Redig, however, has produced several batches of the stuff that have gone into his 2004 Jetta TDI. He drives the car some 600 miles a week, all of them more smoothly traversed than with conventional diesel, he says. "It's a little zippier. It lubricates better. You have fewer oil changes. You get better mileage. And it's a greener fuel any way you look at it."

Instead of converting the oil, another approach is to convert your vehicle. A friend put me in touch with Matt Gurney, director of business operations for Seattle's Fare Start restaurants, which train homeless persons for careers in the restaurant industry. It's not just the employees finding a second life there. The old oil from the deep-fat fryer is heated and run through a filter, and then it's down the hatch into Gurney's '84 Peugeot diesel wagon to a second fuel tank installed in the spare tire well.

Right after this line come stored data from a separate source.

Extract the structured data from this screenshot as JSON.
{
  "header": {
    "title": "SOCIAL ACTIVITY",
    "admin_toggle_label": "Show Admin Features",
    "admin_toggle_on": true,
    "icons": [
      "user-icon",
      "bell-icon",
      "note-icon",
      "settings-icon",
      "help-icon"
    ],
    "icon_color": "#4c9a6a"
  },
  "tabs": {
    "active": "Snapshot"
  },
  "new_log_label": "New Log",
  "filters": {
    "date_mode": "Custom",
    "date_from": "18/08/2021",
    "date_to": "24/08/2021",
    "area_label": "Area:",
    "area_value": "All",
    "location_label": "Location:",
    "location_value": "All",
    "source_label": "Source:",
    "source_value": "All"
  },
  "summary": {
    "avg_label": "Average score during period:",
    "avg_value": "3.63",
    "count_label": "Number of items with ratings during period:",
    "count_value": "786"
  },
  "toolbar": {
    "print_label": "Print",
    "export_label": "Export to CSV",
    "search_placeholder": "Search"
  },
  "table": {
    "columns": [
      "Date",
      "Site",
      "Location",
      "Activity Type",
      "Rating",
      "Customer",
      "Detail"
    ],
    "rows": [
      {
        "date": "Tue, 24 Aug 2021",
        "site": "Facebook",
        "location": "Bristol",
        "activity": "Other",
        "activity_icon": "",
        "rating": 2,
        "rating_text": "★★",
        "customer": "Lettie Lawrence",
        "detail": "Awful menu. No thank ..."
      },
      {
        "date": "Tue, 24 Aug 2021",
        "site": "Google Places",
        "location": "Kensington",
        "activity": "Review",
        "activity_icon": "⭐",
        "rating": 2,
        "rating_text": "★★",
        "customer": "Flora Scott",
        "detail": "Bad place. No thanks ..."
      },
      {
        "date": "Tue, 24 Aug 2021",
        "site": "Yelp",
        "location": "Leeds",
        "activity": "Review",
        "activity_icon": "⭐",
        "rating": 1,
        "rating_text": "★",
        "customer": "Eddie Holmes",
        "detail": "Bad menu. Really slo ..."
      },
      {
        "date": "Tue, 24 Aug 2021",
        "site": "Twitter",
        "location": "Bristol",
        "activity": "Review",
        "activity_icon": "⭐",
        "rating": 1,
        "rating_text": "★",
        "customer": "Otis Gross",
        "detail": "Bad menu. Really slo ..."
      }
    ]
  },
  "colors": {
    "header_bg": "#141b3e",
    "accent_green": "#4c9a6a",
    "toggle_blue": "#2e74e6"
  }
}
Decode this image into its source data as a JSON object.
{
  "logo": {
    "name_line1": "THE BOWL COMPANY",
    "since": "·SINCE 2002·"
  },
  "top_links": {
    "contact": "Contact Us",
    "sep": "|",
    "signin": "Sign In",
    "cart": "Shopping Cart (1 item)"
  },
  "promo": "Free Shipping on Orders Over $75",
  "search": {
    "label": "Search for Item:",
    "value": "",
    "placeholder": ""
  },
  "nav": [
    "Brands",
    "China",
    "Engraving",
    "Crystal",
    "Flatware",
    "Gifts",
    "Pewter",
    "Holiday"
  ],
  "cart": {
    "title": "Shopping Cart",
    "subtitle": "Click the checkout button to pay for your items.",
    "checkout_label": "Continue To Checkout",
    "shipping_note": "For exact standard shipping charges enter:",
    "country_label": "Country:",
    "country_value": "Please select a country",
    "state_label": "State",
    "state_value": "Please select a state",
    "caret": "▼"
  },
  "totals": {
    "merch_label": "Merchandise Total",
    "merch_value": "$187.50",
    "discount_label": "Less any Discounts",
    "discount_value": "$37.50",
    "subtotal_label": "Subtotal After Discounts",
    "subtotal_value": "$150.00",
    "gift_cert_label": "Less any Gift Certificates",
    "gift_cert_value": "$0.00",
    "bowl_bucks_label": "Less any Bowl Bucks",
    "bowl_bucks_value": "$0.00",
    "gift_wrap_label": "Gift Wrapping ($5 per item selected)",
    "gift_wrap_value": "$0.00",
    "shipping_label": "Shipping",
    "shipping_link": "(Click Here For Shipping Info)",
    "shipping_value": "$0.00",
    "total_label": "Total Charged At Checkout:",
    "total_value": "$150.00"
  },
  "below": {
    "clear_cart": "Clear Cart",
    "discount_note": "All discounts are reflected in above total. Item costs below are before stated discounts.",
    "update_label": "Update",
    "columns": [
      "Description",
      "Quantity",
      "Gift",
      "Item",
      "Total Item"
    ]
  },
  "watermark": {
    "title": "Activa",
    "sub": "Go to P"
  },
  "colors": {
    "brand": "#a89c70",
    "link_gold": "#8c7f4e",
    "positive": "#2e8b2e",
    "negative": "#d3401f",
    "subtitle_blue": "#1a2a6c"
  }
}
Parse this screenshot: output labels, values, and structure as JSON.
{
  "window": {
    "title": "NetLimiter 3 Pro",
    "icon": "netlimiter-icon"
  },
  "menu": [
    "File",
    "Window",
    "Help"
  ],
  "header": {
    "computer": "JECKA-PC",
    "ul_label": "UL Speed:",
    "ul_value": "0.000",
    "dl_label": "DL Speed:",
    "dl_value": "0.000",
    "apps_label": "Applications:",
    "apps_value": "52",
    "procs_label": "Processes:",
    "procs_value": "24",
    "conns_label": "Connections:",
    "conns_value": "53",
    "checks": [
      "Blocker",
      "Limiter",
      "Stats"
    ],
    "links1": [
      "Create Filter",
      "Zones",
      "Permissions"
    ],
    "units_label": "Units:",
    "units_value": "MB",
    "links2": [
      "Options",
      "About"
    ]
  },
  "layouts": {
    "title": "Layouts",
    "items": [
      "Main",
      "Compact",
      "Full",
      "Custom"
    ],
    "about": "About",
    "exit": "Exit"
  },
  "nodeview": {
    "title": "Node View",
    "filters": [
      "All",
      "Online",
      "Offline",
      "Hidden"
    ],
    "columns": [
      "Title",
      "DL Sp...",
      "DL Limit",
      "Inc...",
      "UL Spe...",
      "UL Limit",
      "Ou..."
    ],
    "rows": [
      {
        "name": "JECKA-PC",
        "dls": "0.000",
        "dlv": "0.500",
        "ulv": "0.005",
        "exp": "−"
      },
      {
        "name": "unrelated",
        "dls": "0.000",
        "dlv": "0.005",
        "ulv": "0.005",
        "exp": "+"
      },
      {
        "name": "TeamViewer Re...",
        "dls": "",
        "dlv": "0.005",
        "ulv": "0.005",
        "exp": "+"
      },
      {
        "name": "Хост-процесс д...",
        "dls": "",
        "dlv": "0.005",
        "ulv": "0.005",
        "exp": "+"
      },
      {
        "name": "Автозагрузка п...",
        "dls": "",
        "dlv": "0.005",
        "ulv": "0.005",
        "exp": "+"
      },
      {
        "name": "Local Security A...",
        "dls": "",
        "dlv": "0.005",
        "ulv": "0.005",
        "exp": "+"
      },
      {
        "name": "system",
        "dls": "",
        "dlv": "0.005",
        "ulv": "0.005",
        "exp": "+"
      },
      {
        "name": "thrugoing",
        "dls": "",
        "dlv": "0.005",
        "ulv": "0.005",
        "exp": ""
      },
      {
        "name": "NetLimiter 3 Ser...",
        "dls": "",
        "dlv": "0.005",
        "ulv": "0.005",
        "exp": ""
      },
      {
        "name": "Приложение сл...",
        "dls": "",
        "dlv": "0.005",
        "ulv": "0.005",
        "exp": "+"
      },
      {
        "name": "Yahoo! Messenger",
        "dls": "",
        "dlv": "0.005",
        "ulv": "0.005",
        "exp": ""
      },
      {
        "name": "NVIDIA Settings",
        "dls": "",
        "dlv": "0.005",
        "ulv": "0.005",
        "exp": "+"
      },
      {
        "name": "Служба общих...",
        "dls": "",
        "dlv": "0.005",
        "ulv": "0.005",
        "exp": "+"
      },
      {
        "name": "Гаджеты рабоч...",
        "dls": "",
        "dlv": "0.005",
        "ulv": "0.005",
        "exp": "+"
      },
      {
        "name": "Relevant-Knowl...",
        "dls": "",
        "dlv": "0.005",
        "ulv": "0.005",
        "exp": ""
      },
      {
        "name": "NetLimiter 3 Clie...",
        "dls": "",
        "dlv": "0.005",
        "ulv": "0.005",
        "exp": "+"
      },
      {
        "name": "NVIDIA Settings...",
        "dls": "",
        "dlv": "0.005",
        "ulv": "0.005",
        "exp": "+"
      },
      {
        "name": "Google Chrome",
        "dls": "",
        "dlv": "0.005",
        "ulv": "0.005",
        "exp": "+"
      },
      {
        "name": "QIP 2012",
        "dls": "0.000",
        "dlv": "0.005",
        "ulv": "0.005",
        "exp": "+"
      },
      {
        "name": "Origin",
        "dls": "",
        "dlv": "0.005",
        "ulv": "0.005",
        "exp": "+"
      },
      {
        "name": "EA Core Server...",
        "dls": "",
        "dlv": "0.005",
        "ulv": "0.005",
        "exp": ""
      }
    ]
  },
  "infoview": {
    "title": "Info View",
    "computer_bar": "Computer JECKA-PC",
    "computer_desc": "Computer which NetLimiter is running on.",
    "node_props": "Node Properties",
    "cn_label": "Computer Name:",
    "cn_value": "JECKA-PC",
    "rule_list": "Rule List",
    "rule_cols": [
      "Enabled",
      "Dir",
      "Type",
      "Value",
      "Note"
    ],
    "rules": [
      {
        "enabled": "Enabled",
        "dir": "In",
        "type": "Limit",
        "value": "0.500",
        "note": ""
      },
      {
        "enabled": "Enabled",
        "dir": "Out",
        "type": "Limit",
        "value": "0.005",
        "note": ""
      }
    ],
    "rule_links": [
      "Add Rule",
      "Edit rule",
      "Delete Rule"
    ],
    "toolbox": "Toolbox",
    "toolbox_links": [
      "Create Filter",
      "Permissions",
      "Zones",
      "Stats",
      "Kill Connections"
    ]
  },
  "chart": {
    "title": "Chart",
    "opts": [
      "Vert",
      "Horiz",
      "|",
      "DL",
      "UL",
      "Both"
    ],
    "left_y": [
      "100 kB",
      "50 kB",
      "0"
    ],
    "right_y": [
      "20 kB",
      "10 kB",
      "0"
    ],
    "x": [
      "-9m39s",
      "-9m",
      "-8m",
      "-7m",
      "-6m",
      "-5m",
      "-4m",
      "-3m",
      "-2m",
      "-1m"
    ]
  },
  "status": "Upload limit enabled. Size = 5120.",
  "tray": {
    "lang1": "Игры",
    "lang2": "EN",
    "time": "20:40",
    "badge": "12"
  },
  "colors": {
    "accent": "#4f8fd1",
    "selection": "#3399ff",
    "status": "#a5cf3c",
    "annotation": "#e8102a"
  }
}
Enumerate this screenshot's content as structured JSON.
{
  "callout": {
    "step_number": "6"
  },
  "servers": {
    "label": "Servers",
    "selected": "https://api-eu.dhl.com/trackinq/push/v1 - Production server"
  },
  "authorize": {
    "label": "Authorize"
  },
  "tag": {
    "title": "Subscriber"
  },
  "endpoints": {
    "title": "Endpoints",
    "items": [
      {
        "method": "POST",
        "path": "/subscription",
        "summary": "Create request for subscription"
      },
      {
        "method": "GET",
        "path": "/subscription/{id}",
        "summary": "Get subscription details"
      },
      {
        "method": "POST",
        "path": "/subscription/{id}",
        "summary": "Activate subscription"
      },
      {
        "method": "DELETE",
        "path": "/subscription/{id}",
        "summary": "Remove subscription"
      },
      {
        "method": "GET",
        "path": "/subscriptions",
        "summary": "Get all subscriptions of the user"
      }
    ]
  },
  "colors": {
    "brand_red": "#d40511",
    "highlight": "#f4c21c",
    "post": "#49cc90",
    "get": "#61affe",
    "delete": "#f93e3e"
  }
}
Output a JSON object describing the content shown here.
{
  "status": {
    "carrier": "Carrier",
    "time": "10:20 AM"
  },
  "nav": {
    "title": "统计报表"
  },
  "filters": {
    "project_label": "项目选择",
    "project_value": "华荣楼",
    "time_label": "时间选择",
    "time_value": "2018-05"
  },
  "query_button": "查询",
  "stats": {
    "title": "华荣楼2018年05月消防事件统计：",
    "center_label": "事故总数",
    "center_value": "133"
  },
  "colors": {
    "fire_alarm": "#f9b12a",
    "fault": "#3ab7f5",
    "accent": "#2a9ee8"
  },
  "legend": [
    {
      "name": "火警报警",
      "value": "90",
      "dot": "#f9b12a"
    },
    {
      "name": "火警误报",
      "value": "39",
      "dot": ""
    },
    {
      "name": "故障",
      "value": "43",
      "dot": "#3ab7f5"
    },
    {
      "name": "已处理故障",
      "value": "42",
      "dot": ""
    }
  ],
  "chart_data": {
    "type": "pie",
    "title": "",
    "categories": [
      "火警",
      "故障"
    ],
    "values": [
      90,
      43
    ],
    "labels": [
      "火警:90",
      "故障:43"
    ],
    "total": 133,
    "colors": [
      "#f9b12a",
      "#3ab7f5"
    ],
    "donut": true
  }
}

He paid $400 for the car ("I went for a junker, since I wasn't sure this would work," he said) and $800 for a conversion kit to run on straight vegetable oil. A hose from the radiator runs to a copper coil in the tank, heating the oil to a more combustible and viscous state before it heads to the engine. While the oil heats, Gurney runs on commercial B100 (carried by several Seattle stations) from his main tank, then flips a switch.

It took him two weekends to install the kit and work out the bugs, and now he essentially drives for free, getting sufficient fuel for his around-town jaunts from Fare Start's sole deep fryer. FYI, he says, "The exhaust doesn't always smell like french fries. It can smell like fish or whatever we cooked the most of that week."

All this information wasn't bringing me much closer to boarding the bandwagon: The nearest BioWillie station is four states away; I don't see myself making bathtub biodiesel; and neither do I relish telling my wife that, as we drive into a better tomorrow, we might be reeking of fish sticks.

Fortunately, a doctor visit and some unforeseen medical expenses will forestall any vegemobile purchases for a while. By the time we're solvent again, maybe biodiesel will be more accepted and available. Then, for the few thousand dollars an old-but-solid diesel car costs -- plus what will doubtless still be some added inconvenience -- we'll be proudly motoring into the future alongside our Prius-driving friends.

05-12-2005, 09:29 PM
I love it. I heard about these guys. Good find!!!!!

05-13-2005, 02:39 AM
Thanks bigguy! :)

05-13-2005, 09:21 AM
Just wait until you get your new car then start testing their theory!!!